Hacker News new | ask | show | jobs
by franga2000 1395 days ago
> for me will always be stealthiness/human like behavior no matter how crappy the dev experience is

Can't say I agree. The biggest value for me is being able to respond to site changes quickly. Having a key bot offline for an extended period of time can be costly, so being able to update, test and deploy it quickly is a big selling point. The vast majority of sites, including major companies, have very rudimentary bot detection, and a high-quality proxy provider is often all you need to bypass it.

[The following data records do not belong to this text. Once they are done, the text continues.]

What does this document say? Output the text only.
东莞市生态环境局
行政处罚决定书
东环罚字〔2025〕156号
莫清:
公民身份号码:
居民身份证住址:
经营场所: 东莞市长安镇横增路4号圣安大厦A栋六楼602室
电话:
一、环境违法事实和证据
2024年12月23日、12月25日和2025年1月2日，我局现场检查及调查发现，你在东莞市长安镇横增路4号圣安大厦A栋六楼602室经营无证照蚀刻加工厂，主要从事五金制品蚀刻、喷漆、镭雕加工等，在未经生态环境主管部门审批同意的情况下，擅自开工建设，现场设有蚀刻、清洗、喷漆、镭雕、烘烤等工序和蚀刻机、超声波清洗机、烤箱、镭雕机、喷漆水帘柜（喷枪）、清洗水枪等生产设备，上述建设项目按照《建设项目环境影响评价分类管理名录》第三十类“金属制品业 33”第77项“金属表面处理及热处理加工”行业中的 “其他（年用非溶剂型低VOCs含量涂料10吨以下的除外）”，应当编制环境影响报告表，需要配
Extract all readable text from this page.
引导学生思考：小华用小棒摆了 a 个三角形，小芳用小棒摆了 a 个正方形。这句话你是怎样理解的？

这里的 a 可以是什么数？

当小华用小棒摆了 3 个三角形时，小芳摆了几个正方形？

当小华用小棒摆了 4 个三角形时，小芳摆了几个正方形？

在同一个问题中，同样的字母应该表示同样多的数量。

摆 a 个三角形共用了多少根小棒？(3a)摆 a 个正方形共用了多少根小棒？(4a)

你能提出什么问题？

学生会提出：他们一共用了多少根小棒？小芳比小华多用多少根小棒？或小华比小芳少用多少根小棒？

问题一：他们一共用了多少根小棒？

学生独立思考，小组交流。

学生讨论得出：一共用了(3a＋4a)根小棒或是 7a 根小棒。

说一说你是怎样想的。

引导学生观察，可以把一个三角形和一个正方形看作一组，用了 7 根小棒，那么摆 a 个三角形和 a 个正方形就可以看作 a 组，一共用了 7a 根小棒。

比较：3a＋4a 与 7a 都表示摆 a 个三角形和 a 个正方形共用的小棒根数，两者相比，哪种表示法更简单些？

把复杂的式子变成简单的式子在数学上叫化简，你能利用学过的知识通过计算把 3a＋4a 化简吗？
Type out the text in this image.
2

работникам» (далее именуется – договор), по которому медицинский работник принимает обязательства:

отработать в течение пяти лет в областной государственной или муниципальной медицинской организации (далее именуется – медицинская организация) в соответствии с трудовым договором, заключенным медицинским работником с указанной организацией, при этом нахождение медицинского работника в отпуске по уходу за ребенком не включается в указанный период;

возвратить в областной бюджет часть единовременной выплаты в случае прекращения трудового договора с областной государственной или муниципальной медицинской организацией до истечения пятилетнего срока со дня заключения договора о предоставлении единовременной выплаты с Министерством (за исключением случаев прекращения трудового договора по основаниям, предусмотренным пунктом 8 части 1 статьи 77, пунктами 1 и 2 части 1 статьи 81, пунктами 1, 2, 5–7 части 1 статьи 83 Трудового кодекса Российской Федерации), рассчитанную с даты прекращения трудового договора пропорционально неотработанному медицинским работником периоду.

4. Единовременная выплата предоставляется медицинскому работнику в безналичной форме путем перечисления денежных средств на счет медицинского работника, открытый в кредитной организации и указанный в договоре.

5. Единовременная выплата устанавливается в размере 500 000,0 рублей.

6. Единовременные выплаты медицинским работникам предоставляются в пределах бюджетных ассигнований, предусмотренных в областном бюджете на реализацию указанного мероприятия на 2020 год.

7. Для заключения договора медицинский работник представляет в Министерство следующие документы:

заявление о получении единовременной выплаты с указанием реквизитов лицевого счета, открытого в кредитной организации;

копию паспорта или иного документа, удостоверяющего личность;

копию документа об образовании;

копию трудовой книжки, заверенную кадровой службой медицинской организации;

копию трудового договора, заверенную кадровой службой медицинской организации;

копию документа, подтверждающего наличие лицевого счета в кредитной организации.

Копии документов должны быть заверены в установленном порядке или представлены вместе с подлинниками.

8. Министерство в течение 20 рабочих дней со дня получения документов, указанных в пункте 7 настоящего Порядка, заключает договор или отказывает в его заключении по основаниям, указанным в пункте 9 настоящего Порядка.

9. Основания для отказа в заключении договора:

As for the advanced methods like recaptcha 3 and cloudflare, I don't know of any framework that passes those out of the box anyways, so might as well use something that's easy to hack on and implement your own bypasses as necessary.

1 comments

We do a lot of web scraping (hundreds of millions of requests, multiple terabytes of data per month) and have been using Crawlee - previously known as Apify SDK - since its v0.20 days. We adopted it for exactly this reason. It's extremely versatile and very pleasant to build on. The combination of Node, JS and Crawlee's modular SDK offers a sweet spot for scraping that imho is light years ahead of anything else.

Helps too that the apify devs themselves are nice and super responsive (we've had quite a few PRs merged over the last couple of years). The SDK code (and supporting libs like browser-tool, got-scraping) is clean and very easy to read/follow/extend (happy to hear too that the license is going to remain unchanged).